Eu joguei pedra num poeta certa vez. Achei que a poesia era apenas armadilha, pretexto. Joguei pedras e incompreensão. Acusei de loucura, acusei de covardia. Aquele papo idiota de viajar pra dentro de si mesmo. Mas a rima sem rima me prendia. Uma dose de Jorge Luis Borges me embriagava. Mas mesmo assim eu teimava em acusar o poeta. Taquem pedra nele! Ele é louco. Ou se faz? Mas eu acho mesmo que a poesia dentro de mim gritava quando via aquilo tudo explodindo a cada noite, dentro dele. Gritava e sufocava pra sair também. Eu nem dava olhos, ouvidos. Ela ficou ali, quieta, guardando todo o rancor que pudesse juntar contra mim. Ficou ali dentro, observando, vendo meus deslizes, vendo meus sonhos e rindo de mim. Ficou lá e uma vez ou outra dava uma batida discreta na porta e fugia. E a filha da puta me deixou mesmo quando eu precisei. Quando eu tinha que escrever textos pra comprar pão (e ela sabia que ajudaria), simplesmente me abandonou. Daí fui eu quem gritou. “Vá embora, desgraçada. Quem precisa de você?”. Mas ela não foi. Ela ficou ali esperando meu choro, meu delírio, esperando mais um lamento, mais uma busca. E agora vem quando eu não quero, vem quando eu quero, vem quando estou no caos, vem quando estou na serra, vem quando eu quero noite, vem quando acordo dia. Eu dei liberdade a ela... e desde então vivemos assim. Na entrega espontânea. Quando ela vem eu me entrego, quando ela não vem, também.

11 de abril de 2010

gosto

Pedro tem os sentidos apurados. O paladar sente o seco do ar, que irrita a garganta apertada. Ele sufoca de penumbra durante o dia e apaga os olhos quando ve o sol. Ele sente o cheiro pela boca. Sente o gosto do amargo doce perfume que passa pelas manhas na sua janela. É pela boca que ele ouve a batida do coração. É na garganta que ele dispara. Pedro não fala e estanca qualquer palavra que fica martelando a noite no travesseiro. Mas as palavras têm gosto na boca de Pedro. Gosto de esquecimento. De memória perdida. De tudo que Pedro disse e não se lembra. E por isso Pedro se sente inteiro, mesmo em pedaços. Porque sem memória, sem passado, Pedro é busca e entrega constante. Busca o gosto do sonho, do impossível, da estrada. O gosto do ar, na janela do carro, fascina. E Pedro segue.

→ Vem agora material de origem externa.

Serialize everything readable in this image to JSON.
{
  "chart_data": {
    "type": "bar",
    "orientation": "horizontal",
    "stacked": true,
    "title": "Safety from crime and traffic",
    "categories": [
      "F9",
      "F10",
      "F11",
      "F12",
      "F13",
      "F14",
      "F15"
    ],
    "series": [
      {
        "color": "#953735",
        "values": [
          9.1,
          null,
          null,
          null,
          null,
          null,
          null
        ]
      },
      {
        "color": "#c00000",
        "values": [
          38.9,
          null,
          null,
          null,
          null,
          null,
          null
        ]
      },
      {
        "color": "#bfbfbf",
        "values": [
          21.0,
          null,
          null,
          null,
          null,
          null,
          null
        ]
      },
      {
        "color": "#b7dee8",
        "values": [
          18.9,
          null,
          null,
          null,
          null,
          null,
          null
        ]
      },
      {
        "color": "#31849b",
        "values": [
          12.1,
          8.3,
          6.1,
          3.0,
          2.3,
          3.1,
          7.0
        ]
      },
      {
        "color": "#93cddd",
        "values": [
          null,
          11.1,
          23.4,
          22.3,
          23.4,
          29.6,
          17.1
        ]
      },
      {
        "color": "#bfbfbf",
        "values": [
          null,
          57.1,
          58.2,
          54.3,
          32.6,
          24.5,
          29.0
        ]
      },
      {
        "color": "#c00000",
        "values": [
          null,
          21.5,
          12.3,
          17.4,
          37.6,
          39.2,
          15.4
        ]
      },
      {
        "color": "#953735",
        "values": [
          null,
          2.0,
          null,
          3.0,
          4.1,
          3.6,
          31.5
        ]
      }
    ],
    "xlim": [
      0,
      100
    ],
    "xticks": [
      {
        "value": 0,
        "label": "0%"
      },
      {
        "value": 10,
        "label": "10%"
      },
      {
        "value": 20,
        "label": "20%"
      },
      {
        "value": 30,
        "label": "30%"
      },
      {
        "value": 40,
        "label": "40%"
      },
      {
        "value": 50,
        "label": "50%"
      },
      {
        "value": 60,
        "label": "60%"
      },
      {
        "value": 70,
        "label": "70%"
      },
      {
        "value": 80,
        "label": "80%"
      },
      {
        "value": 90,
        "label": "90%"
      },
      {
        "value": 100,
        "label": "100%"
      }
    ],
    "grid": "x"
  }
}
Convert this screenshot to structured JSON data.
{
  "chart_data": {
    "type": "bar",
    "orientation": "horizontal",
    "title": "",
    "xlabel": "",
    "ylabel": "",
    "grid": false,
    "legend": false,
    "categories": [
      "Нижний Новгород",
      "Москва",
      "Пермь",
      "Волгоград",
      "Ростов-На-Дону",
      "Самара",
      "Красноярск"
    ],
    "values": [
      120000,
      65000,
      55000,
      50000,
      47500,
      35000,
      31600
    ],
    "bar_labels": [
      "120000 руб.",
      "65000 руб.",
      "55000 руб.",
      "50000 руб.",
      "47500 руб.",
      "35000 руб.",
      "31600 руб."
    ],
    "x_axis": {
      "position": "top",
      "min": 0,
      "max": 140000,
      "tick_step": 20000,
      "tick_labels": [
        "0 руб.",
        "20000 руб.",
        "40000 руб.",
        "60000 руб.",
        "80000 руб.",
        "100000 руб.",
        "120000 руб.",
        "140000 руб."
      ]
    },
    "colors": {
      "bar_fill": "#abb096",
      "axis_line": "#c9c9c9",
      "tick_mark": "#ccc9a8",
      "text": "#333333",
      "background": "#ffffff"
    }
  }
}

Eu nunca sei se ele volta. Mas quando passa, Pedro me deixa entre a felicidade e a exaustão. Entre o delírio e a verdade. E eu fico aqui, sempre na espera por Pedro, por mim.

9 de abril de 2010

Cala boca, Pedro!

Eu ontem: Ah Pedro. Fala sério. Esse papel em branco aqui é pra quê? Ta louco? Vai escrever.

Ele hoje: Luciana. Meus papeis em branco sobre sua mesa, sob sua cama, são apenas para te lembrar que grito por você. Te grito a liberdade e você insiste em me manter preso, atrás dessas estúpidas esperas que você insiste em contar. Cansei. Esse papo de louco me confunde. Compra um vinho, fica de chinelo. Senta na sacada e observa o vento. Pára. A estrela cadente é coisa de gente decadente. Vai me procurar no bosque. Alias. Pára de me procurar. Estou dentro de você, caramba. Que merda. O carinho não vale? A mão não te segura mais? Tenta de novo. Eu to aqui. A folha em branco é apenas para você me libertar. Tenta agora, no meio do caos. Vai ver como sou azul, da cor que você sempre pinta na janela. Até breve.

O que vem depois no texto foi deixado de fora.